Self-join a DataTable to remove duplicates

Hi, I have a task to remove duplicate rows from a DataTable.

If I do it using brute force by comparing one row by every other row it results in a very slow algorithm especially with large data sets.

How do I use self-join on the DataTable to remove duplicate rows very quickly by processing them in bulk?

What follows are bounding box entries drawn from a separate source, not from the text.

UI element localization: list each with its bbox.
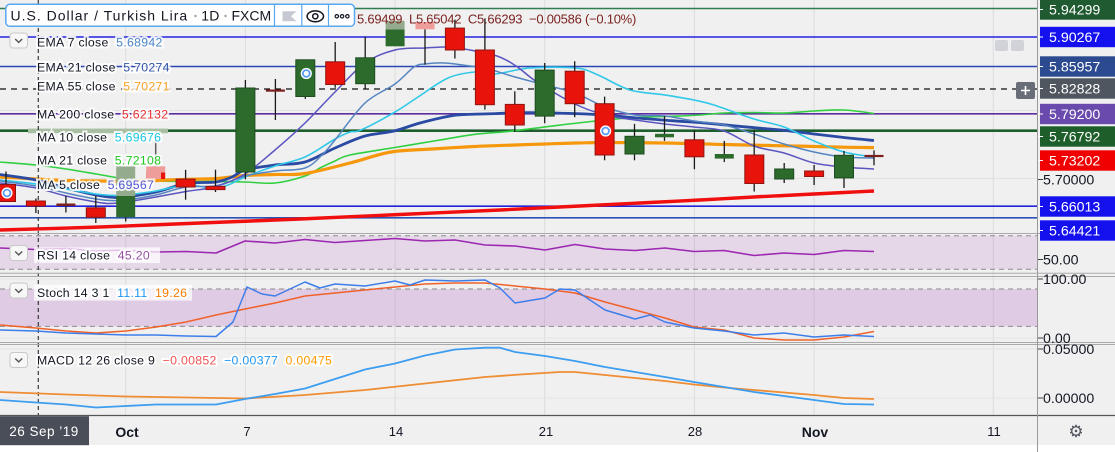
svg-text:⚙: ⚙ — [1068, 422, 1083, 441]
svg-text:5.70000: 5.70000 — [1043, 172, 1094, 188]
svg-text:EMA 7 close 5.68942: EMA 7 close 5.68942 — [37, 36, 163, 50]
svg-text:5.85957: 5.85957 — [1049, 59, 1100, 75]
svg-text:Stoch 14 3 1 11.11 19.26: Stoch 14 3 1 11.11 19.26 — [37, 286, 187, 300]
svg-text:5.90267: 5.90267 — [1049, 30, 1100, 46]
svg-text:100.00: 100.00 — [1043, 272, 1087, 288]
svg-text:FXCM: FXCM — [232, 8, 272, 24]
svg-text:0.00000: 0.00000 — [1043, 391, 1094, 407]
svg-text:5.64421: 5.64421 — [1049, 223, 1100, 239]
svg-text:1D: 1D — [201, 8, 220, 24]
svg-text:MA 21 close 5.72108: MA 21 close 5.72108 — [37, 154, 161, 168]
svg-text:14: 14 — [389, 424, 403, 439]
svg-text:28: 28 — [688, 424, 702, 439]
svg-text:5.82828: 5.82828 — [1049, 81, 1100, 97]
svg-text:5.73202: 5.73202 — [1049, 153, 1100, 169]
svg-text:U.S. Dollar / Turkish Lira: U.S. Dollar / Turkish Lira — [11, 8, 189, 24]
svg-text:0.00: 0.00 — [1043, 331, 1071, 347]
svg-text:Nov: Nov — [802, 424, 829, 440]
svg-text:5.66013: 5.66013 — [1049, 199, 1100, 215]
svg-text:MA 5 close 5.69567: MA 5 close 5.69567 — [37, 178, 154, 192]
svg-text:7: 7 — [243, 424, 250, 439]
svg-text:5.94299: 5.94299 — [1049, 2, 1100, 18]
svg-text:26 Sep ’19: 26 Sep ’19 — [9, 424, 79, 439]
svg-text:5.69499 L5.65042 C5.66293 −: 5.69499 L5.65042 C5.66293 −0.00586 (−0.1… — [357, 11, 636, 26]
svg-text:0.05000: 0.05000 — [1043, 342, 1094, 358]
svg-text:MA 10 close 5.69676: MA 10 close 5.69676 — [37, 131, 161, 145]
svg-text:11: 11 — [987, 424, 1001, 439]
svg-text:5.76792: 5.76792 — [1049, 129, 1100, 145]
svg-text:21: 21 — [539, 424, 553, 439]
svg-text:EMA 21 close 5.70274: EMA 21 close 5.70274 — [37, 61, 170, 75]
svg-text:50.00: 50.00 — [1043, 252, 1079, 268]
svg-text:Oct: Oct — [115, 424, 139, 440]
svg-text:5.79200: 5.79200 — [1049, 107, 1100, 123]
svg-text:RSI 14 close 45.20: RSI 14 close 45.20 — [37, 249, 150, 263]
svg-text:MA 200 close 5.62132: MA 200 close 5.62132 — [37, 108, 168, 122]
svg-text:MACD 12 26 close 9 −0.00852: MACD 12 26 close 9 −0.00852 −0.00377 0.0… — [37, 354, 332, 368]
svg-text:EMA 55 close 5.70271: EMA 55 close 5.70271 — [37, 79, 170, 93]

Input: raw file, contains duplicate rows
Output: Only unique rows

You have an activity for that -

Regards,
Karthik Byggari

How do I specify criteria that determines whether the rows are referring to the same item? I.e. instead of comparing all the fields in a row, specify custom logic as comparison criteria

E.g. 3 out of 5 important fields are the same, first name + last name and last name + first name are the same etc.

@DEATHFISH

correct me if i’m wrong . As per my understanding you have remove duplicate row based col right?

for this use below code
dt.AsEnumerable().GroupBy(Function(x) x(“Column1”)).Select(Function(m) m.First).copytodatatable

i need to remove duplicate rows, where “duplicate row” is defined by multiple custom criteria

Please state where I am supposed to key in these custom criteria/functions, thanks

@DEATHFISH

can you tell me the condition(mean custom criteria condition)? without knowing condition we can’t provide correct solution

Duplicate data row activity only remove duplicate row. here you can’t mention any condition

for your problem we have to create query … for that we need condition (logic)

I’m also interested to know the solution for this as i got similar requirement, please do update me if get a breakthrough.